Snapdragon Ride is Qualcomm's autonomous shortcut to self-driving cars

Qualcomm has built a modular autonomous car system offering automakers a shortcut to self-driving vehicles, as the chip-maker attempts to extend its footprint outside smartphones and modems. The Qualcomm Snapdragon Ride platform includes multiple chips and accelerators for things like computer vision, packaged into a car-friendly form factor, and with a whole software suite for autonomous driving.

It's the handiwork of the past four years for Qualcomm's team, though it's not just been a matter of taking the same silicon you might find in, say, a Pixel 4 and putting it into a car. For a start, the requirements of an in-vehicle solution are particularly unique, with demands around power consumption, size, and ruggedness.

That's not all new to Qualcomm's, mind, since this isn't the company's first ride in automotive. It started out in 2002 providing early car telematics systems, such as embedded modems that allowed vehicles to contact emergency services in the case of a crash. Chips to power digital cockpit-style dashboard displays and infotainment systems followed on, with the third-generation Snapdragon Gen 3 Automotive SoCs announced last year.

The future, though, is if not fully-autonomous then definitely driver-assisted. "There has been a huge investment in the AI side, the computer vision side, the localization and positioning side, ADAS solutions, overall power-efficiency of the solutions," Anshuman Saxena, director of product management at Qualcomm, explained to me. All in the name of helping automakers and Tier 1 suppliers get a faster route to autonomy.

As a result, the Snapdragon Ride platform is a modular arrangement of hardware and software. Qualcomm has a full stack of both, for everything from route planning and obstacle avoidance AI down to the chips to run that on, but automakers won't need to take every part of it. Perception, localization, and planning systems can all be taken from different sources and interwoven with Qualcomm's offering.

It'll also be flexible in terms of just how much of the heavy-lifting the vehicle is expected to do. If that's fully autonomous driving, the highest-performance version will have two application processors and an autonomous driving accelerator, for more than 700 TOPS of performance.

If they have more humble aspirations, like a Level 2/3 style driver-assistance technology for highway operation perhaps, they'll be able to do that with something more frugal. Even then, you could be talking about a system capable of handling eight simultaneous camera feeds, six radar, and a high-accuracy GPS. Level 1/2 systems could be as simple as a single application processor and custom software, with around 30 TOPS of performance.

"It is a very open, programmable solution, that customers can pick and choose based on their needs," Saxena says. That's in recognition of just how the auto industry typically operates, with car companies generally combining off-the-shelf components and custom hardware and software.

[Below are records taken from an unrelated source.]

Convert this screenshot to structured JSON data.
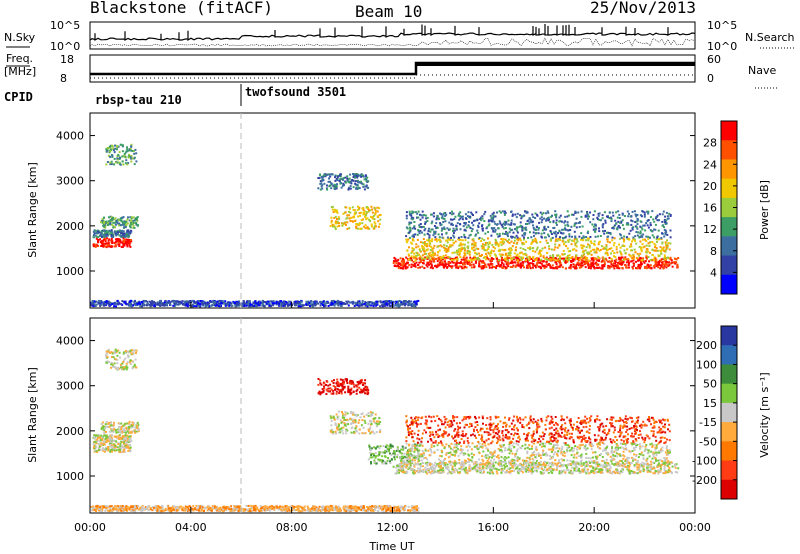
{
  "header": {
    "title_left": "Blackstone (fitACF)",
    "title_mid": "Beam 10",
    "title_right": "25/Nov/2013"
  },
  "ancillary": {
    "nsky_label": "N.Sky",
    "nsearch_label": "N.Search",
    "freq_label_top": "Freq.",
    "freq_label_bot": "[MHz]",
    "nave_label": "Nave",
    "cpid_label": "CPID",
    "nsky_ticks": [
      "10^5",
      "10^0"
    ],
    "nsearch_ticks": [
      "10^5",
      "10^0"
    ],
    "freq_ticks": [
      "18",
      "8"
    ],
    "nave_ticks": [
      "60",
      "0"
    ],
    "cpid_segments": [
      {
        "name": "rbsp-tau 210",
        "start_hour": 0
      },
      {
        "name": "twofsound 3501",
        "start_hour": 6
      }
    ]
  },
  "chart_data": [
    {
      "type": "heatmap",
      "name": "power",
      "xlabel": "",
      "ylabel": "Slant Range [km]",
      "xlim": [
        0,
        24
      ],
      "ylim": [
        180,
        4500
      ],
      "yticks": [
        "1000",
        "2000",
        "3000",
        "4000"
      ],
      "colorbar_label": "Power [dB]",
      "colorbar_ticks": [
        "28",
        "24",
        "20",
        "16",
        "12",
        "8",
        "4"
      ],
      "colorbar_colors": [
        "#ff0000",
        "#ff5000",
        "#ff9600",
        "#f0c800",
        "#9bcc3c",
        "#3c9e64",
        "#3c6ea0",
        "#3241a5",
        "#0000ff"
      ],
      "bands": [
        {
          "x0": 0.1,
          "x1": 1.6,
          "y": 1650,
          "w": 200,
          "cls": 0
        },
        {
          "x0": 0.1,
          "x1": 1.6,
          "y": 1850,
          "w": 160,
          "cls": 6
        },
        {
          "x0": 0.4,
          "x1": 1.9,
          "y": 2100,
          "w": 250,
          "cls": 5
        },
        {
          "x0": 0.6,
          "x1": 1.8,
          "y": 3600,
          "w": 450,
          "cls": 5
        },
        {
          "x0": 9.5,
          "x1": 11.5,
          "y": 2200,
          "w": 500,
          "cls": 3
        },
        {
          "x0": 9.0,
          "x1": 11.0,
          "y": 3000,
          "w": 350,
          "cls": 6
        },
        {
          "x0": 12.0,
          "x1": 23.3,
          "y": 1200,
          "w": 250,
          "cls": 0
        },
        {
          "x0": 12.5,
          "x1": 23.0,
          "y": 1500,
          "w": 500,
          "cls": 3
        },
        {
          "x0": 12.5,
          "x1": 23.0,
          "y": 2050,
          "w": 600,
          "cls": 6
        },
        {
          "x0": 0.0,
          "x1": 13.0,
          "y": 300,
          "w": 120,
          "cls": 7
        }
      ]
    },
    {
      "type": "heatmap",
      "name": "velocity",
      "xlabel": "Time UT",
      "ylabel": "Slant Range [km]",
      "xlim": [
        0,
        24
      ],
      "ylim": [
        180,
        4500
      ],
      "xticks": [
        "00:00",
        "04:00",
        "08:00",
        "12:00",
        "16:00",
        "20:00",
        "00:00"
      ],
      "yticks": [
        "1000",
        "2000",
        "3000",
        "4000"
      ],
      "colorbar_label": "Velocity [m s⁻¹]",
      "colorbar_ticks": [
        "200",
        "100",
        "50",
        "15",
        "-15",
        "-50",
        "-100",
        "-200"
      ],
      "colorbar_colors": [
        "#2838a0",
        "#2f6db5",
        "#3c8c3c",
        "#7cc83c",
        "#c8c8c8",
        "#ffaa3c",
        "#ff7800",
        "#ff3c14",
        "#dc0000"
      ],
      "bands": [
        {
          "x0": 0.1,
          "x1": 1.6,
          "y": 1650,
          "w": 200,
          "cls": 4
        },
        {
          "x0": 0.1,
          "x1": 1.6,
          "y": 1850,
          "w": 160,
          "cls": 4
        },
        {
          "x0": 0.4,
          "x1": 1.9,
          "y": 2100,
          "w": 250,
          "cls": 4
        },
        {
          "x0": 0.6,
          "x1": 1.8,
          "y": 3600,
          "w": 450,
          "cls": 4
        },
        {
          "x0": 9.5,
          "x1": 11.5,
          "y": 2200,
          "w": 500,
          "cls": 4
        },
        {
          "x0": 11.0,
          "x1": 13.0,
          "y": 1500,
          "w": 450,
          "cls": 3
        },
        {
          "x0": 12.0,
          "x1": 23.3,
          "y": 1200,
          "w": 250,
          "cls": 4
        },
        {
          "x0": 12.5,
          "x1": 23.0,
          "y": 1500,
          "w": 500,
          "cls": 4
        },
        {
          "x0": 12.5,
          "x1": 23.0,
          "y": 2050,
          "w": 600,
          "cls": 7
        },
        {
          "x0": 9.0,
          "x1": 11.0,
          "y": 3000,
          "w": 350,
          "cls": 8
        },
        {
          "x0": 0.0,
          "x1": 13.0,
          "y": 300,
          "w": 120,
          "cls": 5
        }
      ]
    }
  ]
}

At a bare minimum, Saxena is expecting car makers to get into modifying the planning module, tweaking its parameters so that their autonomous or semi-autonomous vehicle drives according to their own particular style.

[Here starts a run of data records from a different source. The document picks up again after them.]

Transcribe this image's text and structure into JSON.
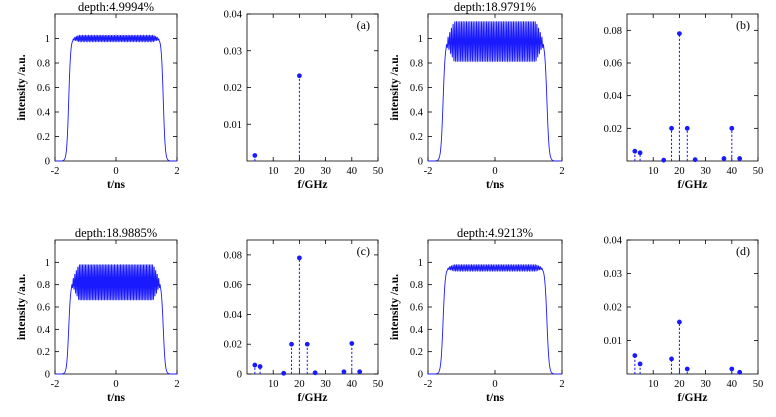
{
  "chart_data": [
    {
      "id": "p1",
      "type": "line",
      "title": "depth:4.9994%",
      "xlabel": "t/ns",
      "ylabel": "intensity /a.u.",
      "xlim": [
        -2,
        2
      ],
      "ylim": [
        0,
        1.2
      ],
      "xticks": [
        -2,
        0,
        2
      ],
      "yticks": [
        0,
        0.2,
        0.4,
        0.6,
        0.8,
        1
      ],
      "pulse": {
        "plateau": [
          -1.55,
          1.55
        ],
        "rise_width": 0.13,
        "mean": 1.0,
        "ripple": 0.025,
        "ripple_freq_GHz": 20
      },
      "color": "#1a1aff"
    },
    {
      "id": "p2",
      "type": "stem",
      "label": "(a)",
      "xlabel": "f/GHz",
      "xlim": [
        0,
        50
      ],
      "ylim": [
        0,
        0.04
      ],
      "xticks": [
        10,
        20,
        30,
        40,
        50
      ],
      "yticks": [
        0.01,
        0.02,
        0.03,
        0.04
      ],
      "x": [
        3,
        20
      ],
      "y": [
        0.0015,
        0.0232
      ],
      "color": "#1a1aff"
    },
    {
      "id": "p3",
      "type": "line",
      "title": "depth:18.9791%",
      "xlabel": "t/ns",
      "ylabel": "intensity /a.u.",
      "xlim": [
        -2,
        2
      ],
      "ylim": [
        0,
        1.2
      ],
      "xticks": [
        -2,
        0,
        2
      ],
      "yticks": [
        0,
        0.2,
        0.4,
        0.6,
        0.8,
        1
      ],
      "pulse": {
        "plateau": [
          -1.55,
          1.55
        ],
        "rise_width": 0.13,
        "mean": 0.975,
        "ripple": 0.165,
        "ripple_freq_GHz": 20
      },
      "color": "#1a1aff"
    },
    {
      "id": "p4",
      "type": "stem",
      "label": "(b)",
      "xlabel": "f/GHz",
      "xlim": [
        0,
        50
      ],
      "ylim": [
        0,
        0.09
      ],
      "xticks": [
        10,
        20,
        30,
        40,
        50
      ],
      "yticks": [
        0.02,
        0.04,
        0.06,
        0.08
      ],
      "x": [
        3,
        5,
        14,
        17,
        20,
        23,
        26,
        37,
        40,
        43
      ],
      "y": [
        0.006,
        0.005,
        0.0005,
        0.02,
        0.078,
        0.02,
        0.0008,
        0.0015,
        0.02,
        0.0015
      ],
      "color": "#1a1aff"
    },
    {
      "id": "p5",
      "type": "line",
      "title": "depth:18.9885%",
      "xlabel": "t/ns",
      "ylabel": "intensity /a.u.",
      "xlim": [
        -2,
        2
      ],
      "ylim": [
        0,
        1.2
      ],
      "xticks": [
        -2,
        0,
        2
      ],
      "yticks": [
        0,
        0.2,
        0.4,
        0.6,
        0.8,
        1
      ],
      "pulse": {
        "plateau": [
          -1.55,
          1.55
        ],
        "rise_width": 0.13,
        "mean": 0.82,
        "ripple": 0.16,
        "ripple_freq_GHz": 20
      },
      "color": "#1a1aff"
    },
    {
      "id": "p6",
      "type": "stem",
      "label": "(c)",
      "xlabel": "f/GHz",
      "xlim": [
        0,
        50
      ],
      "ylim": [
        0,
        0.09
      ],
      "xticks": [
        10,
        20,
        30,
        40,
        50
      ],
      "yticks": [
        0,
        0.02,
        0.04,
        0.06,
        0.08
      ],
      "x": [
        3,
        5,
        14,
        17,
        20,
        23,
        26,
        37,
        40,
        43
      ],
      "y": [
        0.006,
        0.005,
        0.0005,
        0.02,
        0.078,
        0.02,
        0.0008,
        0.0015,
        0.0205,
        0.0015
      ],
      "color": "#1a1aff"
    },
    {
      "id": "p7",
      "type": "line",
      "title": "depth:4.9213%",
      "xlabel": "t/ns",
      "ylabel": "intensity /a.u.",
      "xlim": [
        -2,
        2
      ],
      "ylim": [
        0,
        1.2
      ],
      "xticks": [
        -2,
        0,
        2
      ],
      "yticks": [
        0,
        0.2,
        0.4,
        0.6,
        0.8,
        1
      ],
      "pulse": {
        "plateau": [
          -1.55,
          1.55
        ],
        "rise_width": 0.13,
        "mean": 0.95,
        "ripple": 0.028,
        "ripple_freq_GHz": 20
      },
      "color": "#1a1aff"
    },
    {
      "id": "p8",
      "type": "stem",
      "label": "(d)",
      "xlabel": "f/GHz",
      "xlim": [
        0,
        50
      ],
      "ylim": [
        0,
        0.04
      ],
      "xticks": [
        10,
        20,
        30,
        40,
        50
      ],
      "yticks": [
        0.01,
        0.02,
        0.03,
        0.04
      ],
      "x": [
        3,
        5,
        17,
        20,
        23,
        40,
        43
      ],
      "y": [
        0.0055,
        0.003,
        0.0045,
        0.0155,
        0.0015,
        0.0015,
        0.0005
      ],
      "color": "#1a1aff"
    }
  ]
}
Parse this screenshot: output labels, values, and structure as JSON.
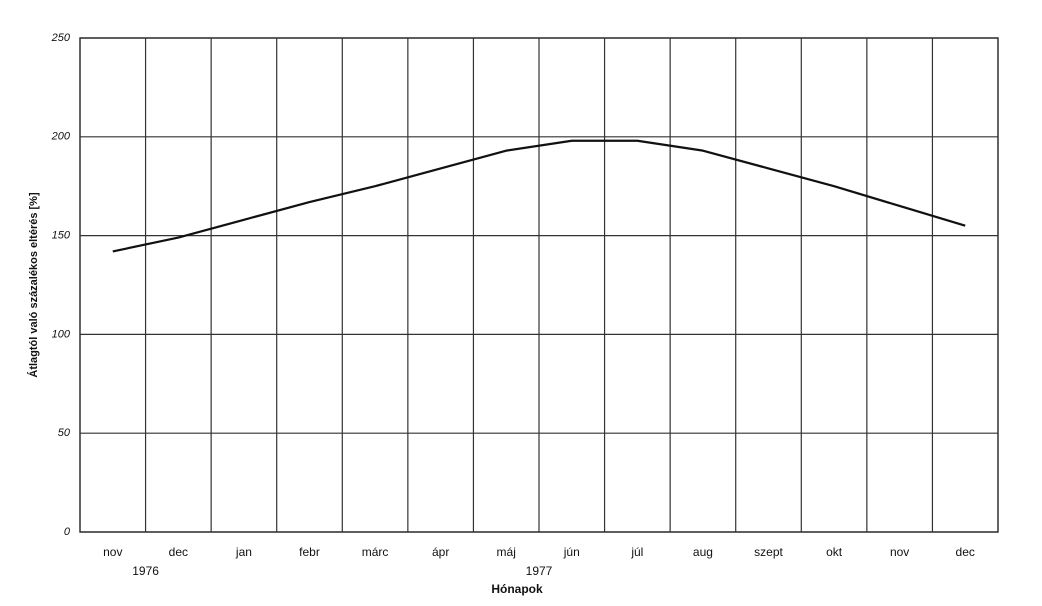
{
  "chart_data": {
    "type": "line",
    "x_label": "Hónapok",
    "y_label": "Átlagtól való százalékos eltérés [%]",
    "categories": [
      "nov",
      "dec",
      "jan",
      "febr",
      "márc",
      "ápr",
      "máj",
      "jún",
      "júl",
      "aug",
      "szept",
      "okt",
      "nov",
      "dec"
    ],
    "series": [
      {
        "color": "#111111",
        "values": [
          142,
          149,
          158,
          167,
          175,
          184,
          193,
          198,
          198,
          193,
          184,
          175,
          165,
          155
        ]
      }
    ],
    "annotations": [
      "1976",
      "1977"
    ],
    "ylim": [
      0,
      250
    ],
    "yticks": [
      0,
      50,
      100,
      150,
      200,
      250
    ],
    "grid": true
  }
}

Were that not a requirement, though, the Snapdragon Ride platform could be an out-of-the-box route to self driving. "It can be a turnkey autonomous platform as well," Saxena confirms, though Qualcomm doesn't have ambitions beyond that. "We are not getting into a Tier 1 [supplier] domain," he insists, "or a car maker's domain."

That distinction could end up an important one. While the software for autonomous cars has clearly been a significant challenge over the past few years, so too has the regulatory and legal environment. Who takes responsibility for driverless vehicles in the case of an accident or, worse still, a fatality remains a question that in many cases is unanswered.

It's something Qualcomm has been thinking about, but apparently isn't ready to actually discuss publicly. When I pressed Saxena on the issue of liability, he highlighted the chip-maker's intentions not to fall into the traditional supplier role. As Qualcomm views it, it seems, how automakers deploy autonomous systems based on its new platform – and the repercussions to that – is down to those automakers.

I'm not entirely sure that's something the car companies – and any lawyers involved – will necessary agree with, particularly since this isn't just chipsets or even simply sensors. By combining that all into a single stack, Qualcomm's role in the driverless system becomes far more involved. Though the reality is that, as Saxena says, no automaker is simply going to drop Snapdragon Ride into a vehicle unmodified, questions about how vision pipelines analyze potential obstacles or dangers, or how sensors accommodate margins of error or route planning, are likely to come under the microscope once autonomy becomes more mainstream and the inevitable glitches began to surface.

For now, as with many aspects of driverless technologies, those are uncertainties still to be settled. The first Snapdragon Ride platform hardware is expected to be available in the first half of 2020, though Qualcomm isn't talking any specific automaker names as to who might be considering it at this stage.